En effet, l'idée plutôt ingénieuse du gouvernement français, passé maître dans le tricotage fiscal, consiste à revoir les règles européennes sur les émissions de CO2 des voitures, estimant qu'elles favorisent les gros véhicules plus polluants. On imagine déjà que la démarche va être interprétée comme une déclaration de guerre à l'égard des Allemands.

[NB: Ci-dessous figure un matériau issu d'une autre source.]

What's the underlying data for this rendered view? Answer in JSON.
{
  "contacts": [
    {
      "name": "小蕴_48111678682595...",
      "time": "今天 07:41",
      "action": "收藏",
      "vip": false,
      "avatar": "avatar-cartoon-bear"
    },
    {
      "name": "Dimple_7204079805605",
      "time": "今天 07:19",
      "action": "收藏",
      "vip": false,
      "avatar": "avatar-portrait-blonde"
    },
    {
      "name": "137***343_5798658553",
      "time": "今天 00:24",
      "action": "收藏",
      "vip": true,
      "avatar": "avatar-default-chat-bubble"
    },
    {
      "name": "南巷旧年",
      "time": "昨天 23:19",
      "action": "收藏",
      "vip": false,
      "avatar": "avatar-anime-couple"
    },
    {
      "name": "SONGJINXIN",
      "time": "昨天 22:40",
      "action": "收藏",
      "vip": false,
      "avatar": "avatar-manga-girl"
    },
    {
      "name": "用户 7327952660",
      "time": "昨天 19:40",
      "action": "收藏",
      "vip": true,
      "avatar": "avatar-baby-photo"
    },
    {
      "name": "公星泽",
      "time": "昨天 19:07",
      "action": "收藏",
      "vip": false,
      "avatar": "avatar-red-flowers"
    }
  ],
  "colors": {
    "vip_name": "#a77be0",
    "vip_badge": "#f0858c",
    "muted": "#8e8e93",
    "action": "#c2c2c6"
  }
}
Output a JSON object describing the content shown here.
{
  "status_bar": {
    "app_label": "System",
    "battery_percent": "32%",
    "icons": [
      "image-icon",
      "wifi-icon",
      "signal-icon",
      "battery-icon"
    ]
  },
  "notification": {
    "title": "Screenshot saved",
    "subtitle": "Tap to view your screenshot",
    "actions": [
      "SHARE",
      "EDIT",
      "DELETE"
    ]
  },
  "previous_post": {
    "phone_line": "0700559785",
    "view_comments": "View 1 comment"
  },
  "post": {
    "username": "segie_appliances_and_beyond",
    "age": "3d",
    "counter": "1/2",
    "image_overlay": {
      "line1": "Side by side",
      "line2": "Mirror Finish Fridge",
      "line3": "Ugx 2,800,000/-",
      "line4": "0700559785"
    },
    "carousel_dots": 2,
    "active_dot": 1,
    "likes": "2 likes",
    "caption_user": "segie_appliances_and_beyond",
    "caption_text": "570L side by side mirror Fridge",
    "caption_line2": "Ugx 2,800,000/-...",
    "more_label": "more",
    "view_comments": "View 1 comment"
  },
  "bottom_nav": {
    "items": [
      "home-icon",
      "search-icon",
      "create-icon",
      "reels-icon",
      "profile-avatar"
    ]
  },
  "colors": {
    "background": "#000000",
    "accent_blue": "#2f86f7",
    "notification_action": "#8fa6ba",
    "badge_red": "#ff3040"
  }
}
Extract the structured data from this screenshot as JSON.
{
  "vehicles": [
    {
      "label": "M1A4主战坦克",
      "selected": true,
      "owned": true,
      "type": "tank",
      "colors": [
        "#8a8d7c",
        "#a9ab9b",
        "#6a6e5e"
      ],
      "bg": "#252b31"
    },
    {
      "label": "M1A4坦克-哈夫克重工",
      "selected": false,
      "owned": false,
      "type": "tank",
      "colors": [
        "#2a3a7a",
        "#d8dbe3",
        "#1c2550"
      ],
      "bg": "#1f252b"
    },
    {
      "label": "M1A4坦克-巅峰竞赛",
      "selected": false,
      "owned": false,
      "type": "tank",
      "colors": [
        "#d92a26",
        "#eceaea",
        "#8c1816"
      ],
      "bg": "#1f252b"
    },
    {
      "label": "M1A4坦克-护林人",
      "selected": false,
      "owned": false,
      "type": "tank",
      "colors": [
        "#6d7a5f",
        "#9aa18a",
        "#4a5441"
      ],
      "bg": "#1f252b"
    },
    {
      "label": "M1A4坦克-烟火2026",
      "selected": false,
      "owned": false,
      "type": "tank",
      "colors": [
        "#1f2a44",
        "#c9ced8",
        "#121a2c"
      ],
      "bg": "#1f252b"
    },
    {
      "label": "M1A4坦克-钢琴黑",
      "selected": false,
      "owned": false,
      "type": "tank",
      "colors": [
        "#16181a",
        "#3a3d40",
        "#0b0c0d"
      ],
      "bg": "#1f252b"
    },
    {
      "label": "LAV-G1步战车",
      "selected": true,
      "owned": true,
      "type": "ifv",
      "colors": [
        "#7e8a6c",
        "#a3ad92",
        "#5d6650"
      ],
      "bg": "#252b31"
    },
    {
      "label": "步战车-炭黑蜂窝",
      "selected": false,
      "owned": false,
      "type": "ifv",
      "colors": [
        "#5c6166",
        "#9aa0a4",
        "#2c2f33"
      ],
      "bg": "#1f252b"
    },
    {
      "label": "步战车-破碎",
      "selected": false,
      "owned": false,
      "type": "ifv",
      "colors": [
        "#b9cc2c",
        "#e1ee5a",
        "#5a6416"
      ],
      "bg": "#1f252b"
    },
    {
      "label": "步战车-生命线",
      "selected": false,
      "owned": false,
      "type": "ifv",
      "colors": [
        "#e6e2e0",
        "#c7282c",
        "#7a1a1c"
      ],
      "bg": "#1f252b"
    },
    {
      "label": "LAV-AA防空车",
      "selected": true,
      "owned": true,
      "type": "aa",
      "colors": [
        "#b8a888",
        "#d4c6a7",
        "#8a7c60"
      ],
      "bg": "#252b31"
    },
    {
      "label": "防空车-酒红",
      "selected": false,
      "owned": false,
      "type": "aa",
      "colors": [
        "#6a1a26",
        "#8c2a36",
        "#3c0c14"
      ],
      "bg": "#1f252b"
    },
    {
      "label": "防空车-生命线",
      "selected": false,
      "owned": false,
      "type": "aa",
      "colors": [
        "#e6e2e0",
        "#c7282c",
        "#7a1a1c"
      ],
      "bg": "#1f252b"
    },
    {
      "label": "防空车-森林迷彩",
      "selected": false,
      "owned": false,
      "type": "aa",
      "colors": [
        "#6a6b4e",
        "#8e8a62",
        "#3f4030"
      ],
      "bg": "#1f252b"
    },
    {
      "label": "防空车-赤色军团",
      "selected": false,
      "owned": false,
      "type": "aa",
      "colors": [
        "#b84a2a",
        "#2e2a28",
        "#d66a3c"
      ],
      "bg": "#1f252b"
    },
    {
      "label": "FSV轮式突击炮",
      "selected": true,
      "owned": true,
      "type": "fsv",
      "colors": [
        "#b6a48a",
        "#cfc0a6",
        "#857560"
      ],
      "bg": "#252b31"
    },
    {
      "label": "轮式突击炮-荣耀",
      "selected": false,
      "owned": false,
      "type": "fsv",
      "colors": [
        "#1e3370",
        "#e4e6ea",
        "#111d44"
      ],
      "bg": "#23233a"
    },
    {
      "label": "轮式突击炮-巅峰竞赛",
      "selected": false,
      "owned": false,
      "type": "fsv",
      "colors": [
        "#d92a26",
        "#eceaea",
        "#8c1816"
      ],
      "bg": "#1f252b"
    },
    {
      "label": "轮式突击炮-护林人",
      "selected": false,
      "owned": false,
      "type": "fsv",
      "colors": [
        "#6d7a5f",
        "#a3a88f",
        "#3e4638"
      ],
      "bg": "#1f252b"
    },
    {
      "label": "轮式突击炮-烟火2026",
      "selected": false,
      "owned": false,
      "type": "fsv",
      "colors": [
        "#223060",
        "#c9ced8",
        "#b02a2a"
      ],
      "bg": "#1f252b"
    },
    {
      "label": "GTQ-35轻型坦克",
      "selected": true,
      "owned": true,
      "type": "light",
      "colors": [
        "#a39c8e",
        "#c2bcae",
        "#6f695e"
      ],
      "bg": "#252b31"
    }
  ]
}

Nos voisins défendent bec et ongles leurs prérogatives, et c'est même comme cela qu'ils avaient obtenu un aménagement de la règle uniforme des 95 g de CO2/km à respecter « à compter » du 31 décembre 2020. Et les pénalités tomberont ensuite avec le calcul effectué sur les véhicules réellement vendus, durant les 12 mois, à l'unité près !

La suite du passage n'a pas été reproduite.